Und natürlich ziehe ich den Hut vor dem Mut aller Kandidaten: Für die jungen Damen war es sicherlich etwas schwieriger als für die erfahrenen Herren – aber die hatten die größere Fallhöhe riskiert.

3 x Zukunft

Ich habe nun herausgefunden, woher Herr Pilawa immer diese schweren Fragen nimmt:

Das Pfadfinderhandbuch des
Fähnlein Fieselschweif

Prestel präsentierte heute ein beeindruckendes Buch: In „Forty-Something“ stellt Friederike Heyne attraktive, erfolgreiche, markante, bekannte und unbekannte, immer aber reife Frauen vor. Interessante Lebensläufe und bestechende Fotos von der GABO machen ein starkes Buch in anziehender Aufmachung.

Dein Buch ist sehr schön, Prestel, aber die gemeinsame Herausgeberschaft mit ausgerechnet „Oil of Olaz“ zieht mir ein wenig zu schnell ein:
Das mit der Reife und das mit den Verjüngungscremes sind doch schon irgendwie divergierende Zutaten, oder?

hmmm…

Mein erstes literarisches Blind-Date jemals hatte ich mit Thomas Glavinic bei Hanser, denn ich durfte bis zum Treffen nicht erfahren, welcher Autor mich erwartete.

Das hatte rechtliche Gründe. Ich hatte schon Angst, dass man mir einen Sack überstülpt, bevor man mich in einer Limousine zu einem Wellblechschuppen am Stadttrand fährt, wo Herr Glavinic mit einem Stimmverzerrer auf meine Fragen antwortet.

Ich gratuliere ihm zum Förderpreis des Österreichischen Staatspreises und freue mich über die schöne Ausgangsidee seines Romans „Die Arbeit der Nacht“: Wie lebt man, wenn man ganz alleine auf der Welt wäre?
Vor allem in den Hallen 3 und 4 frage ich mich das selbst oft.

Für die typischste aller unnötigen Fragen hält er: „Ist das autobiographisch?“, aber das ist wahrscheinlich in seiner Lebensgeschichte begründet.
Wir hätten noch stundenlang über Gott und alle Gebrüder Strugatzki reden können, wenn Jess Jochimsen uns nicht aus unserer Traumwelt gerissen hätte.

Autobiographisches Foto

Der es sich übrigens nicht nehmen ließ, unsere Buchhandelspraktikantin zu hofieren.
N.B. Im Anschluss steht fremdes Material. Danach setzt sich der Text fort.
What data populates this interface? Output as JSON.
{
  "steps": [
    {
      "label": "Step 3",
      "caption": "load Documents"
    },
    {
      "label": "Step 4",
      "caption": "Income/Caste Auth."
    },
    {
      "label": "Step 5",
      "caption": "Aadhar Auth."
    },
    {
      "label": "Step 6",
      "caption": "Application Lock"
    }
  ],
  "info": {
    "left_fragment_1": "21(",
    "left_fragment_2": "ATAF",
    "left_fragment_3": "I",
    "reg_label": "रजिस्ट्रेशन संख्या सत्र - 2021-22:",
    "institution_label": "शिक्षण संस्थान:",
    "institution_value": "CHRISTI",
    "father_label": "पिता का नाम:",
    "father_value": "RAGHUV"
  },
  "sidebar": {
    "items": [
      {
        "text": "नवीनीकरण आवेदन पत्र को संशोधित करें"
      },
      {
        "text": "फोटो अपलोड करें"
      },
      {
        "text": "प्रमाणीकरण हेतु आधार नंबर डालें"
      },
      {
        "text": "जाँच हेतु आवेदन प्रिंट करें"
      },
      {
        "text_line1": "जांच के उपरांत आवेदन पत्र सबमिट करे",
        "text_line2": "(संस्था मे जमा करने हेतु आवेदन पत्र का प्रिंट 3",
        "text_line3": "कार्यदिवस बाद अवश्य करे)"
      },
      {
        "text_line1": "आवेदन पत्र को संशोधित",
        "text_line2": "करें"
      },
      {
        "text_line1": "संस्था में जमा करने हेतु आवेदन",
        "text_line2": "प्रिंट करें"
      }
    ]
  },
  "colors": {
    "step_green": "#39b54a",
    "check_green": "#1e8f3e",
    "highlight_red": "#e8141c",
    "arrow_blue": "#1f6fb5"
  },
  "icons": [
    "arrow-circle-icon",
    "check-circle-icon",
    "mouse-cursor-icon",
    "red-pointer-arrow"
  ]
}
Er steckte mir zur Bestechung extra ein Tässchen Espresso zu, damit ich mich beim Fotografieren möglichst langwierig und ungeschickt anstellte.

Als gäbe es hier nicht genug Körperkontakt

Mein Höhepunkt des Tages war sicherlich mein Treffen mit Frau Heidenreich, ebenfalls bei Hanser.
Als ich das Gespräch mit „Lesen Sie gerne?“ eröffnete, brauchte Frau Heidenreich auch nur eine Zehntelsekunde, um den „So ein Vollidiot“-Gesichtsausdruck unter Kontrolle zu bekommen.

Dann unterbrach uns Michael Krüger, weil er zu den Handy-Nicht-so-gut-Bedienern gehörte und bei Frau Heidenreich Abhilfe wähnte.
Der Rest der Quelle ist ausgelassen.